African Lions: Head Rubbing and Licking Reinforce their Social Bonds

Many social animals have a species-specific repertoire of affiliative behaviours (behaviors which promote group cohesion, friendly/positive gestures, e.g. grooming, touching, and hugging) that characterise individualised relationships within a group.
To date, however, quantitative studies on intragroup affiliative behaviours in social carnivores have been limited. Here, this study investigated the social functions of the two most commonly observed affiliative behaviours in captive African lions (Panthera leo):

•Head rubbing 

•Licking.


Researchers conducted behavioural observations on a captive group of lions composed of 7 males and 14 females, and tested hypotheses regarding three (3) Social functions: Tension reduction, Social bonding, and Social status expression.

Disproportionately frequent male–male and female-to-male Head rubbing was observed, while more than 95% of all Licking interactions occurred in female–female dyads.
The dyadic frequency of head rubbing was negatively correlated with age difference while licking was positively correlated with relatedness.

Group reunion after daily separation did not affect the frequencies of the affiliative behaviours.
These results support the *Social bond hypothesis (See NOTE below) for the functions of head rubbing and licking.

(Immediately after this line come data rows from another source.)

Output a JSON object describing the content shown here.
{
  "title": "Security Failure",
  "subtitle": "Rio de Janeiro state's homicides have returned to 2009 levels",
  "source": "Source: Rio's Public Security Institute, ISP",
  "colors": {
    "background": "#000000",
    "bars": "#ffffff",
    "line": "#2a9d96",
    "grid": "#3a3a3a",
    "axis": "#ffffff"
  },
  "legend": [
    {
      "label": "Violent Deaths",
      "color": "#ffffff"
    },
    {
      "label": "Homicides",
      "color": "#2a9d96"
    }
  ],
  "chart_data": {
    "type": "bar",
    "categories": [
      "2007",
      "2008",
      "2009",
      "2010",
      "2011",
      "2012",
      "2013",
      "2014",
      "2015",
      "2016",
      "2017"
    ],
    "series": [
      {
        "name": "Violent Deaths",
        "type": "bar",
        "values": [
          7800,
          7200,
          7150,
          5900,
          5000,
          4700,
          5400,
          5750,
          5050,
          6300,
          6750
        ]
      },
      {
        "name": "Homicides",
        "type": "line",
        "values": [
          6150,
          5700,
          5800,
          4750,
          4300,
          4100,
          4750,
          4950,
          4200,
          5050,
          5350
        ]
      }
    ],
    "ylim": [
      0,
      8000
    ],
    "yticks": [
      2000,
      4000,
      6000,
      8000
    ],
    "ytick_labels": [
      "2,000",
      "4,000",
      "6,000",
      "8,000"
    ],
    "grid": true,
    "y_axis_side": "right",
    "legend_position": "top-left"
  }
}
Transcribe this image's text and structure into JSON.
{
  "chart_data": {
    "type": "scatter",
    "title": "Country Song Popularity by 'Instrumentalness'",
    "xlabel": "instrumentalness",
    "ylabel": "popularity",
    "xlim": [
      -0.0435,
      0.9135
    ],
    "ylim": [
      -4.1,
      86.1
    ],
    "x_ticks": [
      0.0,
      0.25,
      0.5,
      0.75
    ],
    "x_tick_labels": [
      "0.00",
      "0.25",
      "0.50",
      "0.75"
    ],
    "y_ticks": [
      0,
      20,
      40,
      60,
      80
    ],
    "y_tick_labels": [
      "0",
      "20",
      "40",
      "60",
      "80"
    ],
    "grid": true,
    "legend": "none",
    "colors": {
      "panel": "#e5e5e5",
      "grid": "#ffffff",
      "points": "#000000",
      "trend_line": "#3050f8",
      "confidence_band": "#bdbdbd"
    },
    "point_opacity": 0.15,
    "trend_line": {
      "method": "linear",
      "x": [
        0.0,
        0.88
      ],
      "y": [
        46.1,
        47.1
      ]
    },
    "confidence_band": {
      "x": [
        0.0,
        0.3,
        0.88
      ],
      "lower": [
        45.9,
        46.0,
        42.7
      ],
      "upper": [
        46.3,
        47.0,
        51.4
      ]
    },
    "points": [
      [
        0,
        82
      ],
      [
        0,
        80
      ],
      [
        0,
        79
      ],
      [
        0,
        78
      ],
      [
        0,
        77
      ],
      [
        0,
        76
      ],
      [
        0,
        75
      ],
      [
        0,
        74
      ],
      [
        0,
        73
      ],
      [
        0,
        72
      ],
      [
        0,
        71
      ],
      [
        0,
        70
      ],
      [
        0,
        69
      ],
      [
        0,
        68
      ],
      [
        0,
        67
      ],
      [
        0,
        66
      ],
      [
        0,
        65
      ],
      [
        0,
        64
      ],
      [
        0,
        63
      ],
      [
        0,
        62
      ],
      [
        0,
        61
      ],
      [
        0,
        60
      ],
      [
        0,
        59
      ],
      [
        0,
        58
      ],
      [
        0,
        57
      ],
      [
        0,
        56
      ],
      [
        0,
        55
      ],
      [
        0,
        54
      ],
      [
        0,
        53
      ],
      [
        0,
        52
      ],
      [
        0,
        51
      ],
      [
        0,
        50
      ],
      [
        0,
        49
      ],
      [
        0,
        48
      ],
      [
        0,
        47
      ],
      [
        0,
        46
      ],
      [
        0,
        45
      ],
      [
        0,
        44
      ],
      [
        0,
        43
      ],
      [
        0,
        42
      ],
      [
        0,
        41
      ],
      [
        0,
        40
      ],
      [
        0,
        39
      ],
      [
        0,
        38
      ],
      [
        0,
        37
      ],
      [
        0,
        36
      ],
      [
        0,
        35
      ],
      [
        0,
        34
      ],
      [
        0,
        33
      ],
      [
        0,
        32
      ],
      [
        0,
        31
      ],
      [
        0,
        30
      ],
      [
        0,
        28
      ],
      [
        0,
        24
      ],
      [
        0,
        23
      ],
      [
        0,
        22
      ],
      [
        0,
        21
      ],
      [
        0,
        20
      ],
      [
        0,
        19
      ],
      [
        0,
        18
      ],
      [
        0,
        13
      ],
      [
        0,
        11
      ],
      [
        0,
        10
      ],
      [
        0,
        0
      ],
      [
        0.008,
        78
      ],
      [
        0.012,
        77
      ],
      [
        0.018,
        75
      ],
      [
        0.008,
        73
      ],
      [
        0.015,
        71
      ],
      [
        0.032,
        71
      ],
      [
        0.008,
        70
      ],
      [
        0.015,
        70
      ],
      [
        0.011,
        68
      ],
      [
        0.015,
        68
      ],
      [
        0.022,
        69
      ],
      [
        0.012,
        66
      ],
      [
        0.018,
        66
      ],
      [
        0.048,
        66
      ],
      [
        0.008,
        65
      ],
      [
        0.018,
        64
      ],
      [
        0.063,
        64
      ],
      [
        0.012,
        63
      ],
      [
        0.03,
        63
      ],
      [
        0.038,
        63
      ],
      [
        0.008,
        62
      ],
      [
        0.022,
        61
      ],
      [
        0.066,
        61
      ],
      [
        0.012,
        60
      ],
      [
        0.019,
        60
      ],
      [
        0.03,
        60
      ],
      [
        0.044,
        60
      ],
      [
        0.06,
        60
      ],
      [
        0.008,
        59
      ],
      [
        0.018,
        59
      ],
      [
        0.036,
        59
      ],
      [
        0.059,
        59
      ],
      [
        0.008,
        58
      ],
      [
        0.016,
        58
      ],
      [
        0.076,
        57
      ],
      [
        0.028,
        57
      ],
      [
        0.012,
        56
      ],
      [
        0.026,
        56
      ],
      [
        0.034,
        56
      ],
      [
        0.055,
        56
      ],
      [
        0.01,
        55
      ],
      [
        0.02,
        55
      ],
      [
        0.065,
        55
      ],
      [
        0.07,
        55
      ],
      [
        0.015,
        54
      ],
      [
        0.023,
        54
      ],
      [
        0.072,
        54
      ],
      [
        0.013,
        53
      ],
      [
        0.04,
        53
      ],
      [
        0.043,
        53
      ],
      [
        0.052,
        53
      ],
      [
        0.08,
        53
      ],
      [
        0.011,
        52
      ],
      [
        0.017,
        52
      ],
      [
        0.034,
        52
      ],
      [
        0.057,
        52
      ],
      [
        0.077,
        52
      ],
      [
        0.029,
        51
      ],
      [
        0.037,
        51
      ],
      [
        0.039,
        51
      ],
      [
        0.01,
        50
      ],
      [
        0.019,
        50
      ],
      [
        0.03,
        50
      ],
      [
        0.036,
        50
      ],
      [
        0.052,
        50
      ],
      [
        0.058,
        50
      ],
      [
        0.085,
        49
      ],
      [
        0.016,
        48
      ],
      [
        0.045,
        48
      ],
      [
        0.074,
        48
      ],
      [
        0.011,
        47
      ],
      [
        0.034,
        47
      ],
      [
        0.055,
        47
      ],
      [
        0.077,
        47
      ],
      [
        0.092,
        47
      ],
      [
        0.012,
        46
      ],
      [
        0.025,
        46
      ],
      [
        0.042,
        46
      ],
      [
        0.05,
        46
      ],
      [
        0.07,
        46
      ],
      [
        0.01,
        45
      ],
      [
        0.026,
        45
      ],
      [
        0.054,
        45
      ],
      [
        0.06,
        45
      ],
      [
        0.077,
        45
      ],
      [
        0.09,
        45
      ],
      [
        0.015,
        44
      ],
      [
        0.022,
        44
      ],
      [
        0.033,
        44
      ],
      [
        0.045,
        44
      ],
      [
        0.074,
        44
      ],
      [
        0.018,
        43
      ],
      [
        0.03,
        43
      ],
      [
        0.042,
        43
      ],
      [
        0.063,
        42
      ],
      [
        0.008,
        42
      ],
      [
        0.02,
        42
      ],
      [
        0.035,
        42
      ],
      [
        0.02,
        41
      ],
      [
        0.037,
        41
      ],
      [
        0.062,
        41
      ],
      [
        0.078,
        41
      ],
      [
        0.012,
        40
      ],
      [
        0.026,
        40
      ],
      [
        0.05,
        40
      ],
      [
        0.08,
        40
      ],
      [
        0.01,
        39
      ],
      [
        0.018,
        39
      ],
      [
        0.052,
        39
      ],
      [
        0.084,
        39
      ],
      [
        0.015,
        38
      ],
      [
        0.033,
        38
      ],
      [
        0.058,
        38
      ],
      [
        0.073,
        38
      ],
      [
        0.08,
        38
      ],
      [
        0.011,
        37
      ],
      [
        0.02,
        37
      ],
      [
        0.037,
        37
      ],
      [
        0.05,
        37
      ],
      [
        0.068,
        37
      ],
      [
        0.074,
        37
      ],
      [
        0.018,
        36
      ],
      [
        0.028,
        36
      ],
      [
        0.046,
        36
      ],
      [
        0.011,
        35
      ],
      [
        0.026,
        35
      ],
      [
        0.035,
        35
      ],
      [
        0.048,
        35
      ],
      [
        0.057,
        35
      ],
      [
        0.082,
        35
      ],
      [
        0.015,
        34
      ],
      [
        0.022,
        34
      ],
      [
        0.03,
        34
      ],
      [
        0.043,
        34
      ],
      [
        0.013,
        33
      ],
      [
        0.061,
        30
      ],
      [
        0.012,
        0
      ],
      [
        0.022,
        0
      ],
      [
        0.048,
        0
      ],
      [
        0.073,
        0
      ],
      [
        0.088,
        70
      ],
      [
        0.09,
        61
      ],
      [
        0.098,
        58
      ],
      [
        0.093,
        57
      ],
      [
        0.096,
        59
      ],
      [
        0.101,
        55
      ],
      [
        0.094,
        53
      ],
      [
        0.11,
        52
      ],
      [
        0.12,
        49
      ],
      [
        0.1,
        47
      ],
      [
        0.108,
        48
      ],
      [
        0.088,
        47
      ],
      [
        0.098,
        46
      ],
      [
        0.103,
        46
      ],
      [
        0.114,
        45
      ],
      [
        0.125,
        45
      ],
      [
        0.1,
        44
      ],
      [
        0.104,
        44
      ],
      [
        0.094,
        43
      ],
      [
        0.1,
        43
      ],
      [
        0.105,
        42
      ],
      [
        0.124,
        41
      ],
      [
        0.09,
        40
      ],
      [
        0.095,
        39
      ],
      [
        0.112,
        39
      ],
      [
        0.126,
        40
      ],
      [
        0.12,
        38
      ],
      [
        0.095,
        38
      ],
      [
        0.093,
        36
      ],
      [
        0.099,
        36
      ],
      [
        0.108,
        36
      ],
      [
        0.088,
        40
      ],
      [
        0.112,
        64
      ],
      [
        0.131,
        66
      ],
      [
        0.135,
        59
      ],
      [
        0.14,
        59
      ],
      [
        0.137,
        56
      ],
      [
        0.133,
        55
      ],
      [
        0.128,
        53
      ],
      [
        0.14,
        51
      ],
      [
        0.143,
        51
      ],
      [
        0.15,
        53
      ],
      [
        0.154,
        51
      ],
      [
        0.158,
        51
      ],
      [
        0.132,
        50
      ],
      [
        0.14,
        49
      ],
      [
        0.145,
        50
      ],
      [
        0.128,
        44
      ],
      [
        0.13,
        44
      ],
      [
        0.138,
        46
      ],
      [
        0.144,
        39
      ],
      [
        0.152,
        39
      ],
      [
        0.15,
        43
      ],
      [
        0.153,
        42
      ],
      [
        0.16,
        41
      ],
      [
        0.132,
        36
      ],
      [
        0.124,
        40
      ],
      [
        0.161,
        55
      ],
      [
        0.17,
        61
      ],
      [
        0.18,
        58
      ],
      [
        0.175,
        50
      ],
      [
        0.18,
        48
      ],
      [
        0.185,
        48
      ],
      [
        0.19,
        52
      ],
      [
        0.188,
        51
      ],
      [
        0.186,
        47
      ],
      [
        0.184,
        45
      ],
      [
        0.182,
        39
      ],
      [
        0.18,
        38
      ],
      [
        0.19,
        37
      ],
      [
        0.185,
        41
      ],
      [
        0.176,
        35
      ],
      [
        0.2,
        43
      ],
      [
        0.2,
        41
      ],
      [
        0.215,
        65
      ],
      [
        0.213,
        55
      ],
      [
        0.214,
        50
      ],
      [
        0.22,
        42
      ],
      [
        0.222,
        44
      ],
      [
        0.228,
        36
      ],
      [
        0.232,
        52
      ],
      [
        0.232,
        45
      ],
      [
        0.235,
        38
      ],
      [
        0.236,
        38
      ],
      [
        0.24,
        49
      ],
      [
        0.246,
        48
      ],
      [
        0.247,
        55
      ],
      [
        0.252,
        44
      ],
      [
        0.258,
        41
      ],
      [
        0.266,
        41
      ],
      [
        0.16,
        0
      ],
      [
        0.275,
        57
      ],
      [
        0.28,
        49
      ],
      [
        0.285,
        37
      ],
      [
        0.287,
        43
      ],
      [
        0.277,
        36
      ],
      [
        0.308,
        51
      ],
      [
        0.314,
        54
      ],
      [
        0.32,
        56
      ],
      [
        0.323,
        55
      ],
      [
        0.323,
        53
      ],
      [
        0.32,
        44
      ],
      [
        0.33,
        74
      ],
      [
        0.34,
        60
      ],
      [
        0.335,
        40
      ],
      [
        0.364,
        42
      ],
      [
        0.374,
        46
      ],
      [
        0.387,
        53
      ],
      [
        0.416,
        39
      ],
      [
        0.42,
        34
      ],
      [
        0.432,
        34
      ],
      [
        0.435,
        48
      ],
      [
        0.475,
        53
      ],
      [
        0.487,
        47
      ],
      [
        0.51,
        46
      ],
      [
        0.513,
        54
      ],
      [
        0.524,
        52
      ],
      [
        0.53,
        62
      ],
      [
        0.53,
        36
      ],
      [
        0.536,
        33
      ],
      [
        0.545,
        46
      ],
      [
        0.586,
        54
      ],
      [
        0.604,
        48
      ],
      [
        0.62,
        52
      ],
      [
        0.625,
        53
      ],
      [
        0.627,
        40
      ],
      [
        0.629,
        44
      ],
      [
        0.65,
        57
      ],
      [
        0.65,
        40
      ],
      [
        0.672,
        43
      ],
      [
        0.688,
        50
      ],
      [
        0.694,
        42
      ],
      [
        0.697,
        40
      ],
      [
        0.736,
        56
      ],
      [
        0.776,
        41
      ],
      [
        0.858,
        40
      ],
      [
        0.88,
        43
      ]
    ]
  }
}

Different patterns of affiliative behaviour between the sexes may reflect differences in the relationship quality in each sex or the differential predisposition to Licking due to its original function in offspring care.

NOTE: *
Social bond theory encompasses various forms of social attachment theories. Attachment is a complicated process that begins at birth with attachment to the mother. This early form of bonding or attachment sets the standard for an individual's future attachments to friends, family members, co-workers and even lovers. According to the research of Travis Hirschi, insecure attachment is synonymous with a greater susceptibility to mental disorders in adult life. Some disorders connected to a lack of social bonding are depression, anxiety, anti-social behavior and suicidal tendencies.